Principle:Haotian liu LLaVA Multimodal Response Generation

Overview

Inference technique that fuses visual embeddings with text token embeddings and generates text responses through autoregressive decoding.

Description

Multimodal response generation is the core inference step in LLaVA. It bridges the gap between visual perception (CLIP encoder) and language generation (LLM decoder) through an embedding fusion process followed by standard autoregressive text generation.

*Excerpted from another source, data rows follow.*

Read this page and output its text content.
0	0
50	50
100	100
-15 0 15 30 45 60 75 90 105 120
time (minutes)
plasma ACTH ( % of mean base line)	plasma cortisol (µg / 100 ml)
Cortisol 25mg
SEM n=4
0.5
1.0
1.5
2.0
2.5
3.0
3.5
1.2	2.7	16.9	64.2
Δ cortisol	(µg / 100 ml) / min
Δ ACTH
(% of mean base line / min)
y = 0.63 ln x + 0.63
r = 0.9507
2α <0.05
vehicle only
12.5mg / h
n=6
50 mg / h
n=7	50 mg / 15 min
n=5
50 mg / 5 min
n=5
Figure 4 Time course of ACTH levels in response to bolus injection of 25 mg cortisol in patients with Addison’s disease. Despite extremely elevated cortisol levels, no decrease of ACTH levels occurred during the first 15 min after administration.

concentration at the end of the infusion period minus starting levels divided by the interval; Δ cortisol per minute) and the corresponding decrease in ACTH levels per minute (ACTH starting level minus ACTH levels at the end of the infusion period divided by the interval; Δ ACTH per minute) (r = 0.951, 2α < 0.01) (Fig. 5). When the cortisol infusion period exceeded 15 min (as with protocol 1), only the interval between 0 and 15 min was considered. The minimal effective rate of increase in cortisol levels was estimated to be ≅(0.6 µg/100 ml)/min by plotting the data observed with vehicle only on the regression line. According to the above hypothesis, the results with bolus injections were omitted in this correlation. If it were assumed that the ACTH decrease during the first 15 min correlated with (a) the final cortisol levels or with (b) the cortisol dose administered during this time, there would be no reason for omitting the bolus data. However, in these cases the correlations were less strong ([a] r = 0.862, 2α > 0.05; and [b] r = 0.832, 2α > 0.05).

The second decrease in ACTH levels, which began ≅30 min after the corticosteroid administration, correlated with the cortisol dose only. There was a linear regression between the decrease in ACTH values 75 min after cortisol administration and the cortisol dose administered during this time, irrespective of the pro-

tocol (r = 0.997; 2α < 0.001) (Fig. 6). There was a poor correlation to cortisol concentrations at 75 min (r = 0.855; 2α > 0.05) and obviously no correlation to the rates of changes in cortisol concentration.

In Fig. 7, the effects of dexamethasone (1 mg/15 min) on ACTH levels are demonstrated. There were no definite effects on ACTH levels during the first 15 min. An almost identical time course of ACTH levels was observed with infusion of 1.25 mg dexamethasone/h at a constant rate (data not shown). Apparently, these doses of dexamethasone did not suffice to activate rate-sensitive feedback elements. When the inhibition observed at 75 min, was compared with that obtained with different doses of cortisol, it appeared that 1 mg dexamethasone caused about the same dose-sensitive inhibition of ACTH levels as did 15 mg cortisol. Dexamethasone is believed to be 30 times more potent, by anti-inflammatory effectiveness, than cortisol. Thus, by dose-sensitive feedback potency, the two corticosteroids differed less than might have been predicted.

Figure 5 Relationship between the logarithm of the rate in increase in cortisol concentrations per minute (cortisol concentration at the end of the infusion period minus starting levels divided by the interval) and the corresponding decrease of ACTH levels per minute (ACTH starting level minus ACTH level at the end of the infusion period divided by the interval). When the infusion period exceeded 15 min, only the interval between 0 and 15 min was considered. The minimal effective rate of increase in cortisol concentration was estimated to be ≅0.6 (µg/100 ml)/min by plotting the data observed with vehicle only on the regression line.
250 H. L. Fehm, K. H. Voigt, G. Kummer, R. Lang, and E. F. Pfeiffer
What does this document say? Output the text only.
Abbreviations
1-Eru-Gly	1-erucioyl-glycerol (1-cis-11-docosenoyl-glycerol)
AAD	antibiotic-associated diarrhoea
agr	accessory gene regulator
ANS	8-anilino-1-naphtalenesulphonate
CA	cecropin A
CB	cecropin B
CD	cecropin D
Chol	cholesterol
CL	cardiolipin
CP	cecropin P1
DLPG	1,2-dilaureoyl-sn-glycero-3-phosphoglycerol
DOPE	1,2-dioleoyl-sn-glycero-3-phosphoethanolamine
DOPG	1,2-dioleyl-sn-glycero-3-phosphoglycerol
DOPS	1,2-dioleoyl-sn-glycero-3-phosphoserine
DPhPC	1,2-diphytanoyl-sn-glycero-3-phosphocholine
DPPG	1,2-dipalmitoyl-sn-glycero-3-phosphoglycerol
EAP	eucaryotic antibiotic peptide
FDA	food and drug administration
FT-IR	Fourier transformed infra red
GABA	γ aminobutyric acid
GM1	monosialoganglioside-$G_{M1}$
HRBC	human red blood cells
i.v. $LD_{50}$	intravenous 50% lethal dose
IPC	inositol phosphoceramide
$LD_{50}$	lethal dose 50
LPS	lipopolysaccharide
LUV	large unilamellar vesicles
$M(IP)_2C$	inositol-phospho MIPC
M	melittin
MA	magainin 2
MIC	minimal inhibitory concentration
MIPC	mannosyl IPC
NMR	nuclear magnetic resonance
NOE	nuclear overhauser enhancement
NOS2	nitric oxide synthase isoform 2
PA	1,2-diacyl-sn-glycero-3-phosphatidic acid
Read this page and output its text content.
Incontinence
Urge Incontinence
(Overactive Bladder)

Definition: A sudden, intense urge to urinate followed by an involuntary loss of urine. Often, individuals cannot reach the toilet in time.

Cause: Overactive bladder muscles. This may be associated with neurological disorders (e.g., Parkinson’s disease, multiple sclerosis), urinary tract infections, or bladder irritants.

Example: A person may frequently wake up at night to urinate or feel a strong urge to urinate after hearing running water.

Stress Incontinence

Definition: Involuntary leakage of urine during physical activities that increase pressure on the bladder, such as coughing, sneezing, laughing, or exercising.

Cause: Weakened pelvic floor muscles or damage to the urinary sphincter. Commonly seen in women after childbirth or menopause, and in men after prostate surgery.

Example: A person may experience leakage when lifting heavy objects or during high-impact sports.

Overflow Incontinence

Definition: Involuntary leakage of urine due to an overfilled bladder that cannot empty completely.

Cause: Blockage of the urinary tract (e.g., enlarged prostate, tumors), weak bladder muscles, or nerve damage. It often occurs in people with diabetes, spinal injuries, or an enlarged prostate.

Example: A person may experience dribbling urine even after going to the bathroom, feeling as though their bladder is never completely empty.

The process has two stages:

Stage 1: Visual-Text Embedding Fusion

prepare_inputs_labels_for_multimodal() replaces IMAGE_TOKEN_INDEX placeholders in the tokenized input with actual visual embeddings:

1. Visual encoding -- Images are passed through the CLIP vision tower to produce patch-level features.
2. Projection -- The CLIP features are projected into the LLM's embedding space via the MLP projector (mm_projector).
3. Fusion -- The function splits input_ids at IMAGE_TOKEN_INDEX positions, converts text token IDs to embeddings, and interleaves the text embeddings with the projected visual embeddings.
4. Output -- A fused input_embeds tensor where each image token has been expanded into N visual tokens (typically 576 for a 24x24 patch grid).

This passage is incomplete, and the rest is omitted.